Punizione

(ingl. punishment; ted. Bestrafung; fr. punition)

Evento avversativo applicato al fine di eliminare o modificare una condotta. Il suo significato varia a seconda dei campi di applicazione.

1. Psicologia sperimentale. La punizione può assumere la forma di un mancato rinforzo positivo (-► ricompensa) o di uno stimolo negativo per estinguere modi comportamentali acquisiti o per facilitare l'acquisizione di nuovi, come dimostrano le indagini sull'-►- apprendimento (§ I) differenziato eseguite sui ratti. La durezza di una punizione è misurata in termini di intensità, durata e frequenza; la sua efficacia dipende dalla vicinanza spazio-temporale tra comportamento e punizione, oltre che dalla proporzionalità tra la gravità del comportamento e la gravità della punizione, perché altrimenti si ottiene il cosiddetto «effetto paradossale» dove una punizione sproporzionata rinforza, invece di inibire, un comportamento che si intende estinguere. I risultati ottenuti nell'ambito della psicologia sperimentale hanno trovato applicazione in quelle terapie del comportamento denominate «avversative» (-► comportamento, § 5, e).

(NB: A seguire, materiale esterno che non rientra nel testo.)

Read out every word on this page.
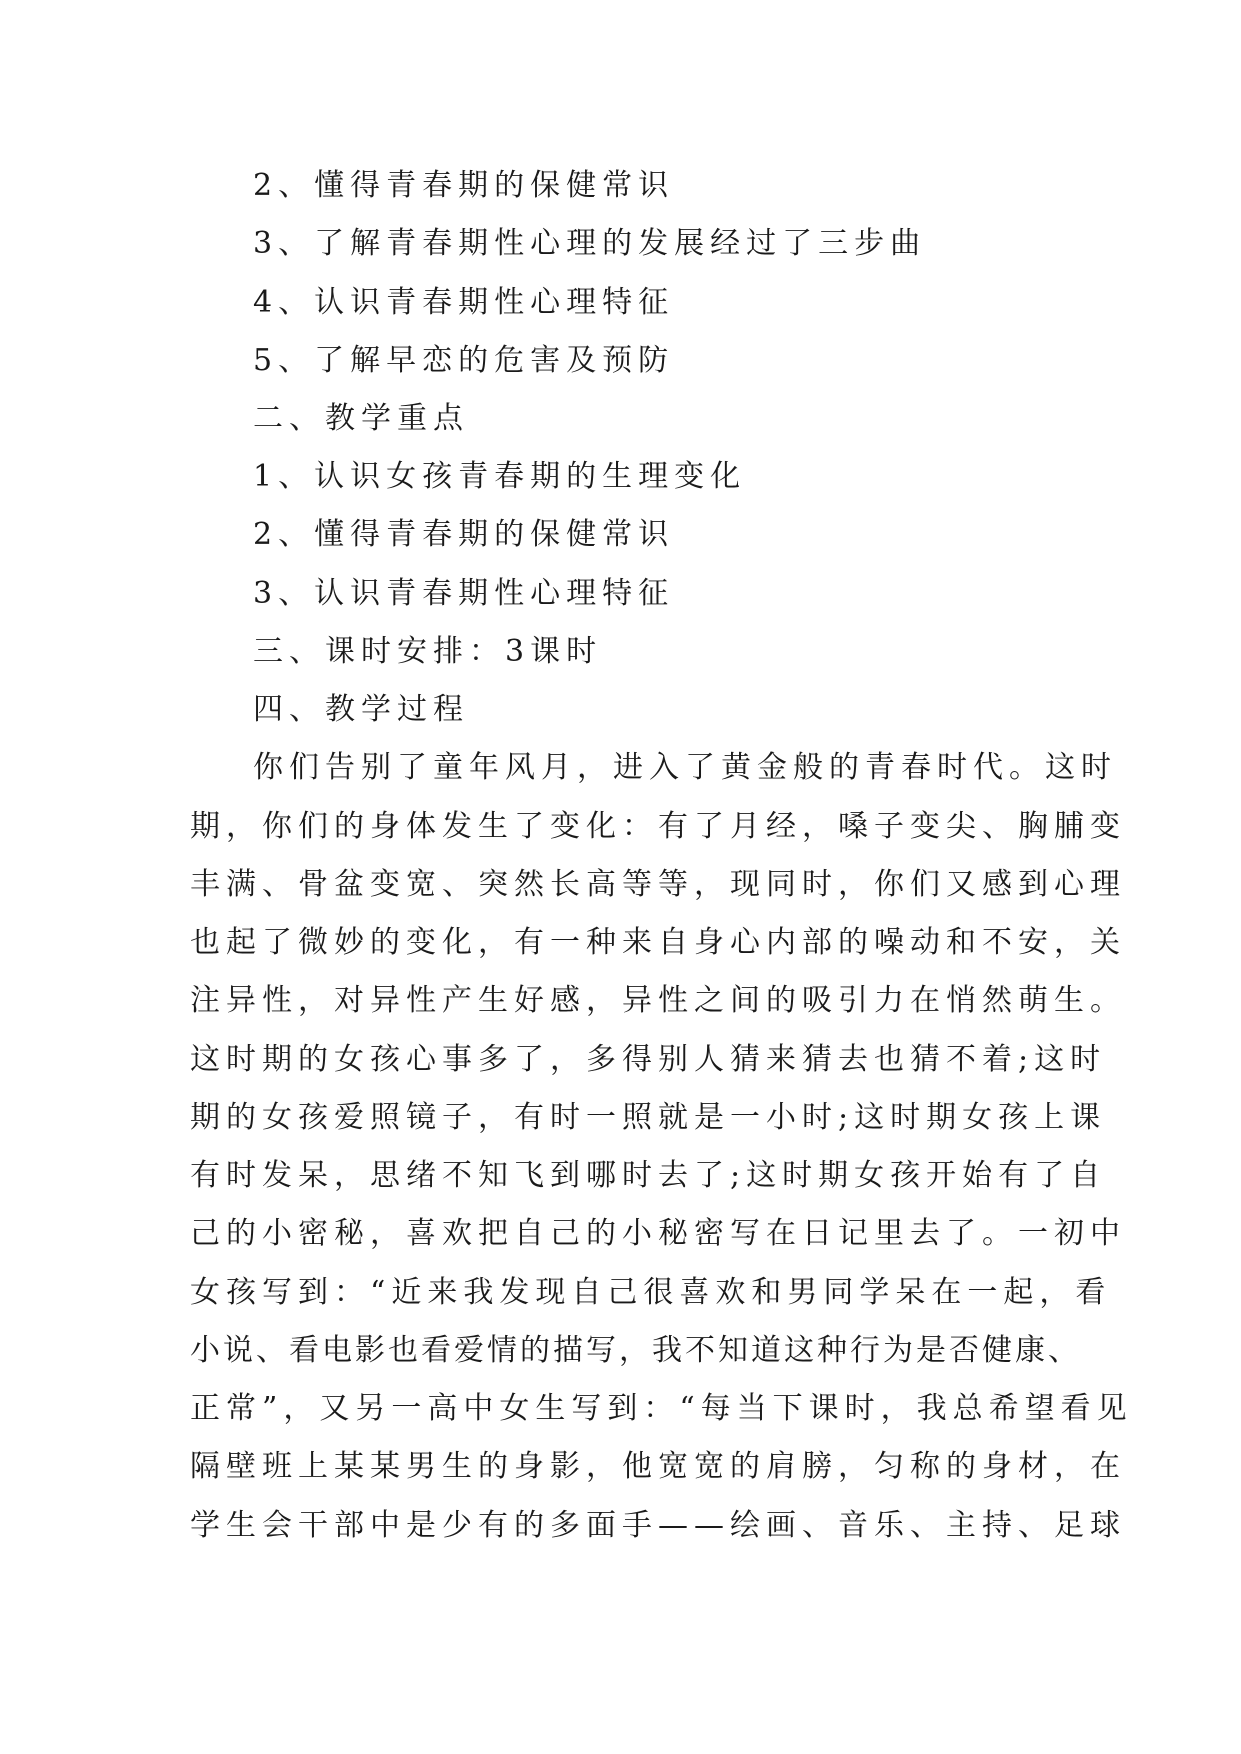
2、懂得青春期的保健常识
3、了解青春期性心理的发展经过了三步曲
4、认识青春期性心理特征
5、了解早恋的危害及预防
二、教学重点
1、认识女孩青春期的生理变化
2、懂得青春期的保健常识
3、认识青春期性心理特征
三、课时安排：3课时
四、教学过程
你们告别了童年风月，进入了黄金般的青春时代。这时
期，你们的身体发生了变化：有了月经，嗓子变尖、胸脯变
丰满、骨盆变宽、突然长高等等，现同时，你们又感到心理
也起了微妙的变化，有一种来自身心内部的噪动和不安，关
注异性，对异性产生好感，异性之间的吸引力在悄然萌生。
这时期的女孩心事多了，多得别人猜来猜去也猜不着;这时
期的女孩爱照镜子，有时一照就是一小时;这时期女孩上课
有时发呆，思绪不知飞到哪时去了;这时期女孩开始有了自
己的小密秘，喜欢把自己的小秘密写在日记里去了。一初中
女孩写到：“近来我发现自己很喜欢和男同学呆在一起，看
小说、看电影也看爱情的描写，我不知道这种行为是否健康、
正常”，又另一高中女生写到：“每当下课时，我总希望看见
隔壁班上某某男生的身影，他宽宽的肩膀，匀称的身材，在
学生会干部中是少有的多面手——绘画、音乐、主持、足球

2. Psicologia sociale. La punizione è una risposta di difesa della società nei confronti di comportamenti giudicati pericolosi o dannosi. In questo ambito occorre distinguere tra la sanzione giuridica che punisce in base all'oggettività del fatto, e la sanzione sociale che ha in vista il riscatto morale del soggetto a cui è stata inflitta la punizione. Un particolare rilievo assume la punizione in ambito pedagogico dove coloro che ne sostengono l'efficacia raccomandano la sua eccezionalità per evitare che sia controproducente, che non sia mortificante per non ridurre l'autostima del soggetto, che sia data da chi ha con l'educando un buon rapporto affettivo, che sia tempestiva perché evidente appaia il rapporto colpa-punizione, e che sia seguita da atteggiamenti chiarificatori e rassicuranti per evitare una rottura definitiva con l'adulto. Sull'efficacia educativa della Punizione esistono pareri controversi, soprattutto in ordine alla formazione di un atteggiamento morale autonomo o eteronomo, fondato cioè sulla relazione di dipendenza da premi o punizioni, che non favorisce il senso di responsabilità personale e l'autonomia della condotta (-► autonomia- eteronomia).

3. Psicoanalisi. In questo ambito si parla di bisogno di punizione (-► autopunizione) come esigenza interna a cercare situazioni penose e umilianti e a compiacersene in modo masochistico (-► masochismo). Questo bisogno si manifesta nei sogni come tributo pagato alla censura per l'appagamento di un desiderio, nelle nevrosi ossessive (-► ossessione, § 2), e nella terapia come desiderio inconscio di non liberarsi dalla propria sofferenza (-► resistenza). A questo proposito S. Freud scrive che «l'impressione più importante che si ha delle resistenze nel corso del lavoro analitico è quella di una forza che si oppone con ogni mezzo alla guarigione, ancorandosi con determinazione assoluta alla malattia e alla sofferenza» (1937a, p. 525). Freud spiega i comportamenti autopunitivi ipotizzando un conflitto tra un Super-io particolarmente esigente e l'Io: «Certi soggetti danno l'impressione di essere moralmente inibiti in misura eccessiva, di assoggettarsi al dominio di una coscienza morale particolarmente suscettibile, pur non essendo consapevoli affatto di questa ipermoralità. A un esame più attento ci rendiamo conto della differenza che passa tra una siffatta prosecuzione inconscia della moralità e il masochismo morale. Nel primo caso l'accento cade sull'aumentato sadismo con cui il Super-io infierisce sull'Io, nel secondo invece sul masochismo proprio dell'Io, che vuol essere punito sia dal Super-io sia dai poteri parentali esterni» (1924a, p. 14-15).